Worries over Europe's debt troubles pushed U.S. government bond prices higher Monday after Moody's warned that credit ratings of European Union countries could be cut in the coming months.
The price of the 10-year Treasury note rose 43.7 cents for every $100 invested. The yield dropped to 2.02 percent from 2.07 percent late Friday.
The rating agency Moody's said an agreement reached last Friday at a summit of European leaders lacked measures to shore up credit markets over the short term. The pact is aimed at enforcing tighter budget controls on E.U. member countries. But without steps to calm bond markets, "the system remains prone to further shocks," Moody's said.
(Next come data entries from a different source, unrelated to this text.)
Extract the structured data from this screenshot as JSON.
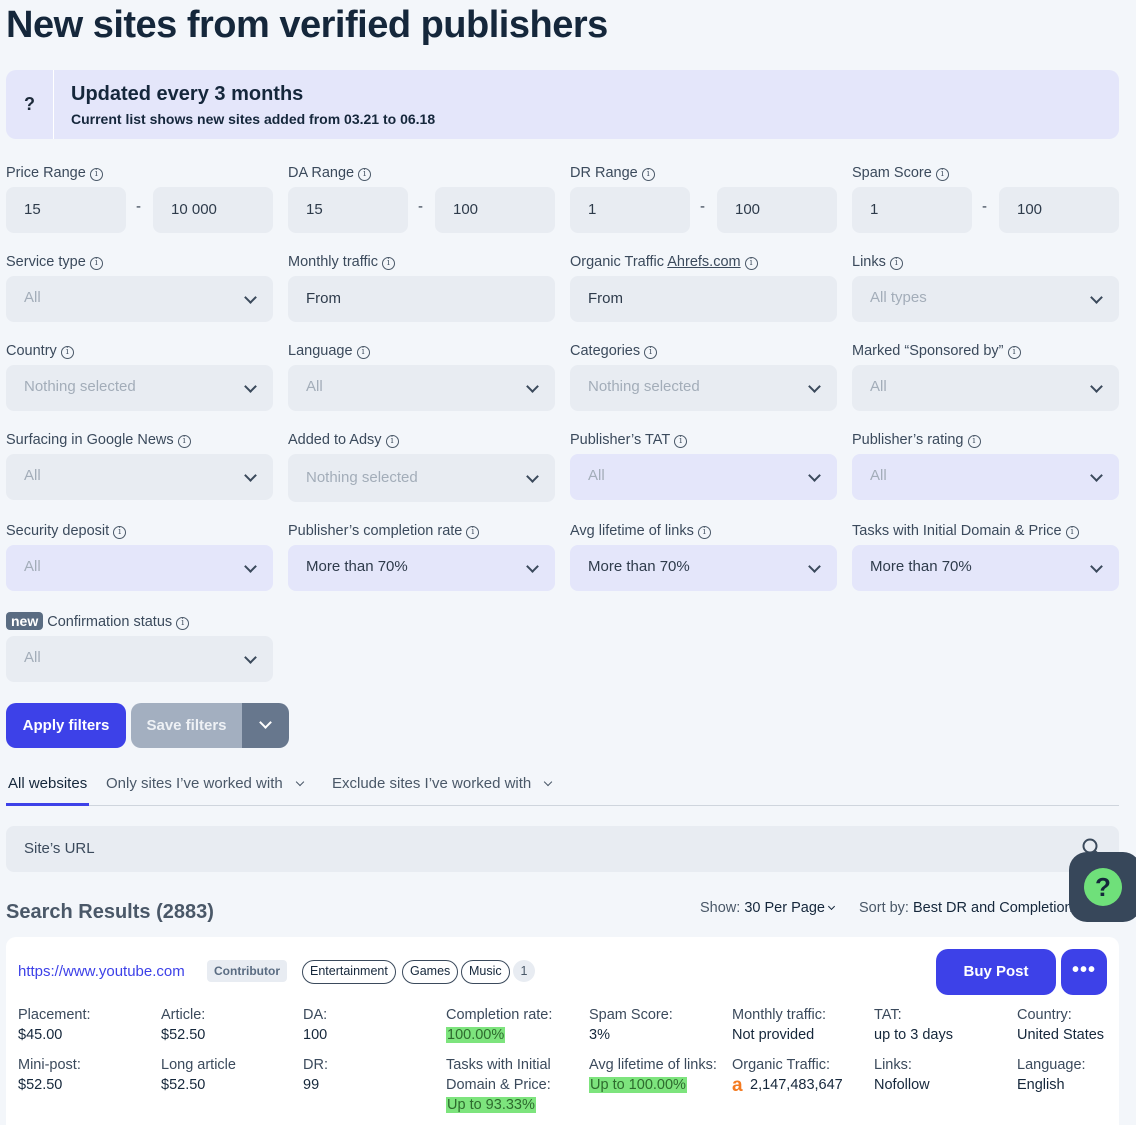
{
  "page_title": "New sites from verified publishers",
  "banner": {
    "icon": "?",
    "title": "Updated every 3 months",
    "subtitle": "Current list shows new sites added from 03.21 to 06.18"
  },
  "filters": {
    "price_range": {
      "label": "Price Range",
      "min": "15",
      "max": "10 000"
    },
    "da_range": {
      "label": "DA Range",
      "min": "15",
      "max": "100"
    },
    "dr_range": {
      "label": "DR Range",
      "min": "1",
      "max": "100"
    },
    "spam_score": {
      "label": "Spam Score",
      "min": "1",
      "max": "100"
    },
    "dash": "-",
    "service_type": {
      "label": "Service type",
      "value": "All"
    },
    "monthly_traffic": {
      "label": "Monthly traffic",
      "value": "From"
    },
    "organic_traffic": {
      "label": "Organic Traffic",
      "link": "Ahrefs.com",
      "value": "From"
    },
    "links": {
      "label": "Links",
      "value": "All types"
    },
    "country": {
      "label": "Country",
      "value": "Nothing selected"
    },
    "language": {
      "label": "Language",
      "value": "All"
    },
    "categories": {
      "label": "Categories",
      "value": "Nothing selected"
    },
    "sponsored": {
      "label": "Marked “Sponsored by”",
      "value": "All"
    },
    "google_news": {
      "label": "Surfacing in Google News",
      "value": "All"
    },
    "added_to_adsy": {
      "label": "Added to Adsy",
      "value": "Nothing selected"
    },
    "publisher_tat": {
      "label": "Publisher’s TAT",
      "value": "All"
    },
    "publisher_rating": {
      "label": "Publisher’s rating",
      "value": "All"
    },
    "security_deposit": {
      "label": "Security deposit",
      "value": "All"
    },
    "completion_rate": {
      "label": "Publisher’s completion rate",
      "value": "More than 70%"
    },
    "avg_lifetime": {
      "label": "Avg lifetime of links",
      "value": "More than 70%"
    },
    "initial_domain": {
      "label": "Tasks with Initial Domain & Price",
      "value": "More than 70%"
    },
    "confirmation": {
      "badge": "new",
      "label": "Confirmation status",
      "value": "All"
    }
  },
  "buttons": {
    "apply": "Apply filters",
    "save": "Save filters",
    "buy": "Buy Post",
    "more": "•••"
  },
  "tabs": {
    "all": "All websites",
    "only": "Only sites I’ve worked with",
    "exclude": "Exclude sites I’ve worked with"
  },
  "search": {
    "placeholder": "Site’s URL"
  },
  "results": {
    "title": "Search Results (2883)",
    "show_label": "Show:",
    "show_value": "30 Per Page",
    "sort_label": "Sort by:",
    "sort_value": "Best DR and Completion rate"
  },
  "card": {
    "url": "https://www.youtube.com",
    "role": "Contributor",
    "categories": [
      "Entertainment",
      "Games",
      "Music"
    ],
    "extra_count": "1",
    "metrics": {
      "placement_l": "Placement:",
      "placement_v": "$45.00",
      "article_l": "Article:",
      "article_v": "$52.50",
      "da_l": "DA:",
      "da_v": "100",
      "completion_l": "Completion rate:",
      "completion_v": "100.00%",
      "spam_l": "Spam Score:",
      "spam_v": "3%",
      "monthly_l": "Monthly traffic:",
      "monthly_v": "Not provided",
      "tat_l": "TAT:",
      "tat_v": "up to 3 days",
      "country_l": "Country:",
      "country_v": "United States",
      "mini_l": "Mini-post:",
      "mini_v": "$52.50",
      "long_l": "Long article",
      "long_v": "$52.50",
      "dr_l": "DR:",
      "dr_v": "99",
      "initial_l1": "Tasks with Initial",
      "initial_l2": "Domain & Price:",
      "initial_v": "Up to 93.33%",
      "lifetime_l": "Avg lifetime of links:",
      "lifetime_v": "Up to 100.00%",
      "organic_l": "Organic Traffic:",
      "organic_v": "2,147,483,647",
      "links_l": "Links:",
      "links_v": "Nofollow",
      "language_l": "Language:",
      "language_v": "English"
    }
  },
  "colors": {
    "accent": "#3d41e8",
    "banner": "#e4e6fa",
    "highlight": "#7de47d",
    "help": "#6fe07a"
  },
  "icons": [
    "info-icon",
    "chevron-down-icon",
    "search-icon",
    "help-icon",
    "ahrefs-icon",
    "more-icon"
  ]
}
Stocks markets in the U.S. and Europe fell sharply. Traders sold government bonds from Italy, Spain and other countries at the center of the region's ongoing debt crisis and shifted them into U.S. Treasurys, considered one of the few safe places for traders to park their cash.
That strong demand helped the Treasury auction $32 billion in 3-year notes Monday afternoon. Banks and other large bond buyers placed bids for 3.62 times the amount offered, the strongest bidding at an auction of 3-year notes since Nov. 1990. The notes were sold to yield 0.35 percent.
In other Treasury trading, the 30-year Treasury bond rose $1.03 per $100, and its yield fell to 3.06 percent from 3.11 percent. The two-year Treasury's yield remained unchanged at 0.23 percent.
In the market for short-term U.S. government debt, the three-month bill paid a 0.01 percent yield.